Publié le 08 janvier 2013 par Nicolas007bis

Tip et TapIl y a quelques jours, Jean-Marc Ayrault a publié une tribune dans Le Monde qui aurait, me semble t-il, mérité d’être un peu plus commentée et mieux considérée.

Certes on y retrouve un discours dans l’ensemble assez convenu et les incontournables thèmes de gauche comme la promotion de la solidarité, de l’égalité, de la laïcité ou encore la lutte contre la précarité et le chômage. On y trouve également l’apologie de la méthode Hollande qui peut se résumer en deux mots : concertation et négociation. Mais une fois ces poncifs rapidement dépassés, cette tribune marque une véritable et saine rupture dans le langage politique de la gauche.

Tout d’abord parce qu’à ma connaissance, c’est la première fois qu’un dirigeant socialiste au pouvoir exprime clairement la nécessité de « renouveler en profondeur le modèle français ». Je dirais même plus, comme dirait Dupont (ou Dupond je ne sais pas), je n’ai entendu ce type de propos de la bouche d’aucun premier ministre en exercice (sauf peut-être Chaban avec sa « Nouvelle société » mais j’étais trop jeune pour m’en souvenir).

Jusqu’à présent, le modèle français ou plus précisément le modèle social français, était intouchable. Hors de question pour un homme politique au pouvoir de le remettre ouvertement en cause sous peine de se voir considéré comme un gros réactionnaires antisocial. A plus forte raison pour un politique de gauche. Certes beaucoup d’économistes et de commentateurs de la vie publique avisés nous disent depuis longtemps que le modèle de nation-providence à crédit qui est le notre n’est plus viable, mais de la part d’un premier ministre, c’est une grande première.

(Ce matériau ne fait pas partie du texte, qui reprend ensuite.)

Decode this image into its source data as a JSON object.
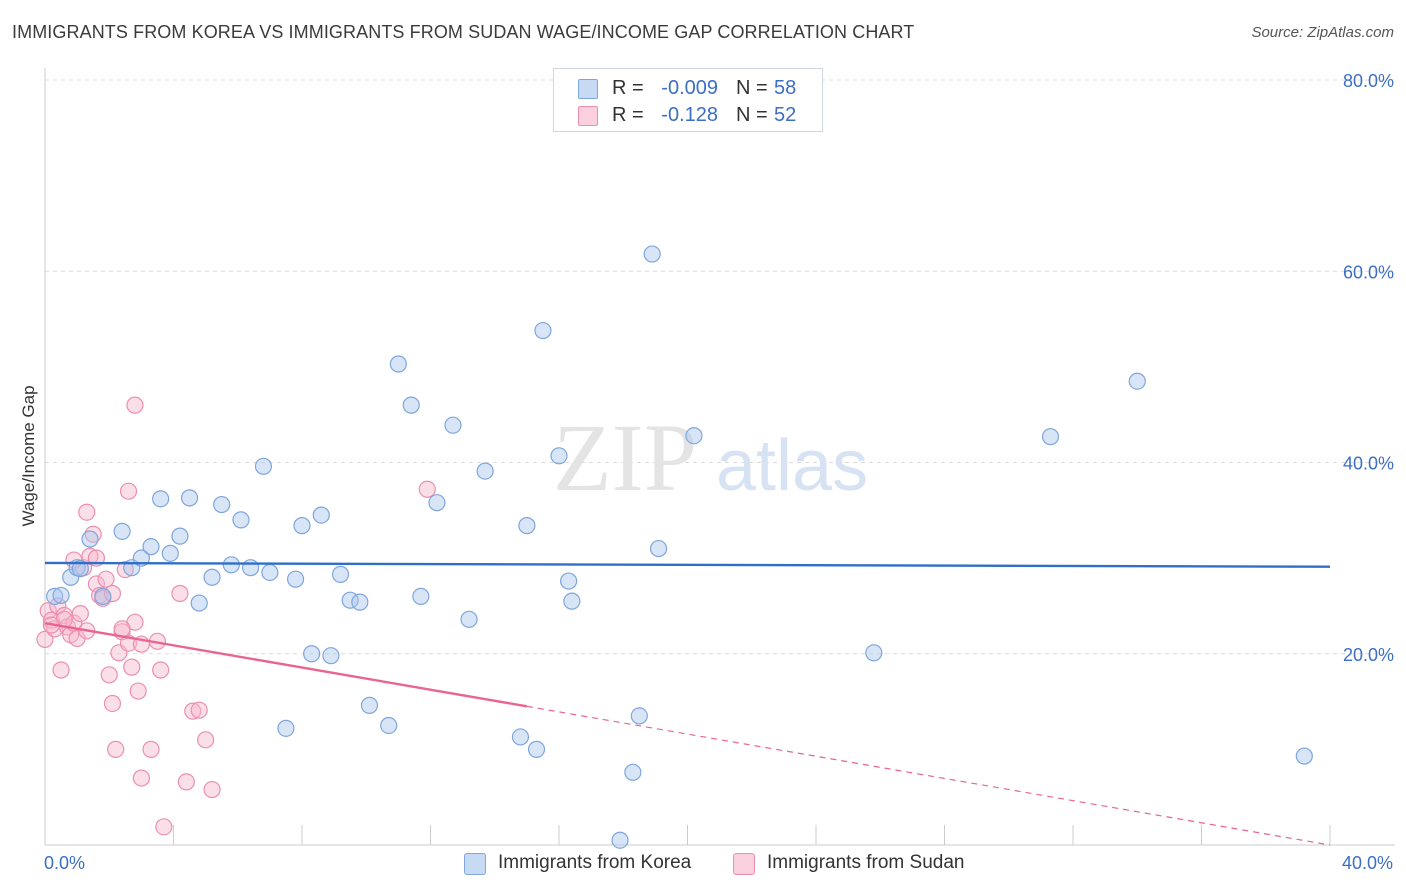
{
  "title": "IMMIGRANTS FROM KOREA VS IMMIGRANTS FROM SUDAN WAGE/INCOME GAP CORRELATION CHART",
  "source": "Source: ZipAtlas.com",
  "watermark": {
    "zip": "ZIP",
    "atlas": "atlas"
  },
  "legend": {
    "rows": [
      {
        "r_label": "R =",
        "r_value": "-0.009",
        "n_label": "N =",
        "n_value": "58",
        "color": "#a9c6ee"
      },
      {
        "r_label": "R =",
        "r_value": "-0.128",
        "n_label": "N =",
        "n_value": "52",
        "color": "#f6b8cc"
      }
    ]
  },
  "bottom_legend": [
    {
      "label": "Immigrants from Korea",
      "color": "#a9c6ee"
    },
    {
      "label": "Immigrants from Sudan",
      "color": "#f6b8cc"
    }
  ],
  "colors": {
    "korea_fill": "#a9c6ee",
    "korea_stroke": "#7ea6dc",
    "korea_line": "#2f6fc9",
    "sudan_fill": "#f6b8cc",
    "sudan_stroke": "#ec8fae",
    "sudan_line": "#e8658f",
    "axis_label": "#3c6fc4",
    "grid": "#dcdcdc"
  },
  "chart_data": {
    "type": "scatter",
    "title": "IMMIGRANTS FROM KOREA VS IMMIGRANTS FROM SUDAN WAGE/INCOME GAP CORRELATION CHART",
    "xlabel": "",
    "ylabel": "Wage/Income Gap",
    "xlim": [
      0,
      40
    ],
    "ylim": [
      0,
      80
    ],
    "x_tick_labels": [
      "0.0%",
      "40.0%"
    ],
    "y_ticks": [
      20,
      40,
      60,
      80
    ],
    "y_tick_labels": [
      "20.0%",
      "40.0%",
      "60.0%",
      "80.0%"
    ],
    "grid": true,
    "legend_position": "top-center",
    "series": [
      {
        "name": "Immigrants from Korea",
        "trend": {
          "x": [
            0,
            40
          ],
          "y": [
            29.5,
            29.1
          ],
          "dashed_from": null
        },
        "points": [
          {
            "x": 0.3,
            "y": 26.0
          },
          {
            "x": 0.8,
            "y": 28.0
          },
          {
            "x": 1.0,
            "y": 29.0
          },
          {
            "x": 1.4,
            "y": 32.0
          },
          {
            "x": 1.8,
            "y": 26.0
          },
          {
            "x": 2.4,
            "y": 32.8
          },
          {
            "x": 2.7,
            "y": 29.0
          },
          {
            "x": 3.0,
            "y": 30.0
          },
          {
            "x": 3.3,
            "y": 31.2
          },
          {
            "x": 3.6,
            "y": 36.2
          },
          {
            "x": 3.9,
            "y": 30.5
          },
          {
            "x": 4.2,
            "y": 32.3
          },
          {
            "x": 4.5,
            "y": 36.3
          },
          {
            "x": 4.8,
            "y": 25.3
          },
          {
            "x": 5.2,
            "y": 28.0
          },
          {
            "x": 5.5,
            "y": 35.6
          },
          {
            "x": 5.8,
            "y": 29.3
          },
          {
            "x": 6.1,
            "y": 34.0
          },
          {
            "x": 6.4,
            "y": 29.0
          },
          {
            "x": 6.8,
            "y": 39.6
          },
          {
            "x": 7.0,
            "y": 28.5
          },
          {
            "x": 7.5,
            "y": 12.2
          },
          {
            "x": 7.8,
            "y": 27.8
          },
          {
            "x": 8.0,
            "y": 33.4
          },
          {
            "x": 8.3,
            "y": 20.0
          },
          {
            "x": 8.6,
            "y": 34.5
          },
          {
            "x": 8.9,
            "y": 19.8
          },
          {
            "x": 9.2,
            "y": 28.3
          },
          {
            "x": 9.5,
            "y": 25.6
          },
          {
            "x": 9.8,
            "y": 25.4
          },
          {
            "x": 10.1,
            "y": 14.6
          },
          {
            "x": 10.7,
            "y": 12.5
          },
          {
            "x": 11.0,
            "y": 50.3
          },
          {
            "x": 11.4,
            "y": 46.0
          },
          {
            "x": 11.7,
            "y": 26.0
          },
          {
            "x": 12.2,
            "y": 35.8
          },
          {
            "x": 12.7,
            "y": 43.9
          },
          {
            "x": 13.2,
            "y": 23.6
          },
          {
            "x": 13.7,
            "y": 39.1
          },
          {
            "x": 14.8,
            "y": 11.3
          },
          {
            "x": 15.0,
            "y": 33.4
          },
          {
            "x": 15.3,
            "y": 10.0
          },
          {
            "x": 15.5,
            "y": 53.8
          },
          {
            "x": 16.0,
            "y": 40.7
          },
          {
            "x": 16.3,
            "y": 27.6
          },
          {
            "x": 16.4,
            "y": 25.5
          },
          {
            "x": 17.9,
            "y": 0.5
          },
          {
            "x": 18.3,
            "y": 7.6
          },
          {
            "x": 18.5,
            "y": 13.5
          },
          {
            "x": 18.9,
            "y": 61.8
          },
          {
            "x": 19.1,
            "y": 31.0
          },
          {
            "x": 20.2,
            "y": 42.8
          },
          {
            "x": 25.8,
            "y": 20.1
          },
          {
            "x": 31.3,
            "y": 42.7
          },
          {
            "x": 34.0,
            "y": 48.5
          },
          {
            "x": 39.2,
            "y": 9.3
          },
          {
            "x": 0.5,
            "y": 26.1
          },
          {
            "x": 1.1,
            "y": 28.9
          }
        ]
      },
      {
        "name": "Immigrants from Sudan",
        "trend": {
          "x": [
            0,
            40
          ],
          "y": [
            23.2,
            0.0
          ],
          "dashed_from": 15.0
        },
        "points": [
          {
            "x": 0.0,
            "y": 21.5
          },
          {
            "x": 0.1,
            "y": 24.5
          },
          {
            "x": 0.2,
            "y": 23.5
          },
          {
            "x": 0.3,
            "y": 22.6
          },
          {
            "x": 0.4,
            "y": 25.0
          },
          {
            "x": 0.5,
            "y": 18.3
          },
          {
            "x": 0.6,
            "y": 24.0
          },
          {
            "x": 0.7,
            "y": 22.8
          },
          {
            "x": 0.8,
            "y": 22.0
          },
          {
            "x": 0.9,
            "y": 23.2
          },
          {
            "x": 1.0,
            "y": 21.6
          },
          {
            "x": 1.1,
            "y": 24.2
          },
          {
            "x": 1.2,
            "y": 29.0
          },
          {
            "x": 1.3,
            "y": 34.8
          },
          {
            "x": 1.4,
            "y": 30.2
          },
          {
            "x": 1.5,
            "y": 32.5
          },
          {
            "x": 1.6,
            "y": 27.3
          },
          {
            "x": 1.7,
            "y": 26.1
          },
          {
            "x": 1.8,
            "y": 25.8
          },
          {
            "x": 1.9,
            "y": 27.8
          },
          {
            "x": 2.0,
            "y": 17.8
          },
          {
            "x": 2.1,
            "y": 14.8
          },
          {
            "x": 2.2,
            "y": 10.0
          },
          {
            "x": 2.3,
            "y": 20.1
          },
          {
            "x": 2.4,
            "y": 22.3
          },
          {
            "x": 2.5,
            "y": 28.8
          },
          {
            "x": 2.6,
            "y": 21.1
          },
          {
            "x": 2.7,
            "y": 18.6
          },
          {
            "x": 2.8,
            "y": 23.3
          },
          {
            "x": 2.9,
            "y": 16.1
          },
          {
            "x": 3.0,
            "y": 21.0
          },
          {
            "x": 3.3,
            "y": 10.0
          },
          {
            "x": 3.5,
            "y": 21.3
          },
          {
            "x": 3.6,
            "y": 18.3
          },
          {
            "x": 3.7,
            "y": 1.9
          },
          {
            "x": 4.2,
            "y": 26.3
          },
          {
            "x": 4.4,
            "y": 6.6
          },
          {
            "x": 4.6,
            "y": 14.0
          },
          {
            "x": 4.8,
            "y": 14.1
          },
          {
            "x": 5.0,
            "y": 11.0
          },
          {
            "x": 5.2,
            "y": 5.8
          },
          {
            "x": 2.8,
            "y": 46.0
          },
          {
            "x": 2.6,
            "y": 37.0
          },
          {
            "x": 3.0,
            "y": 7.0
          },
          {
            "x": 11.9,
            "y": 37.2
          },
          {
            "x": 0.9,
            "y": 29.8
          },
          {
            "x": 1.6,
            "y": 30.0
          },
          {
            "x": 0.6,
            "y": 23.6
          },
          {
            "x": 0.2,
            "y": 23.0
          },
          {
            "x": 1.3,
            "y": 22.4
          },
          {
            "x": 2.1,
            "y": 26.3
          },
          {
            "x": 2.4,
            "y": 22.6
          }
        ]
      }
    ]
  }
}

Ensuite, parce que Jean-Marc Ayrault ne tombe pas, dans ce que j'appelle, le syndrome du bouc émissaire qui touche toute la classe politique à gauche comme à droite mais surtout à gauche. La crise, notre endettement pharaonique, nos exportations qui s'écroulent, notre croissance famélique ou notre chômage pléthorique, c'est évidemment de la faute des "autres". Les autres étant selon les jours et les tendances, les banques, les marchés, la mondialisation, les grandes entreprises, les riches, la Chine, les américains, l’Europe et j’en passe et des meilleures.

Or, en évoquant la crise économique et sociale, Jean-Marc Ayrault nous dit: « La tentation est grande d'en reporter la responsabilité sur autrui, d'accuser la libéralisation des échanges commerciaux et financiers, la concurrence des pays à bas coûts et les politiques conduites en Europe. » !

Et d'en conclure qu’il nous faut « remédier à nos propres faiblesses, et (…) mieux tirer parti de nos innombrables atouts ».

Voilà enfin un discours de responsabilisation. La situation dans laquelle nous nous trouvons n’est pas de la faute d’autrui, ce qui signifie que si nous nous sommes assez « clairvoyants pour identifier les causes de nos difficultés », nous pouvons l’améliorer.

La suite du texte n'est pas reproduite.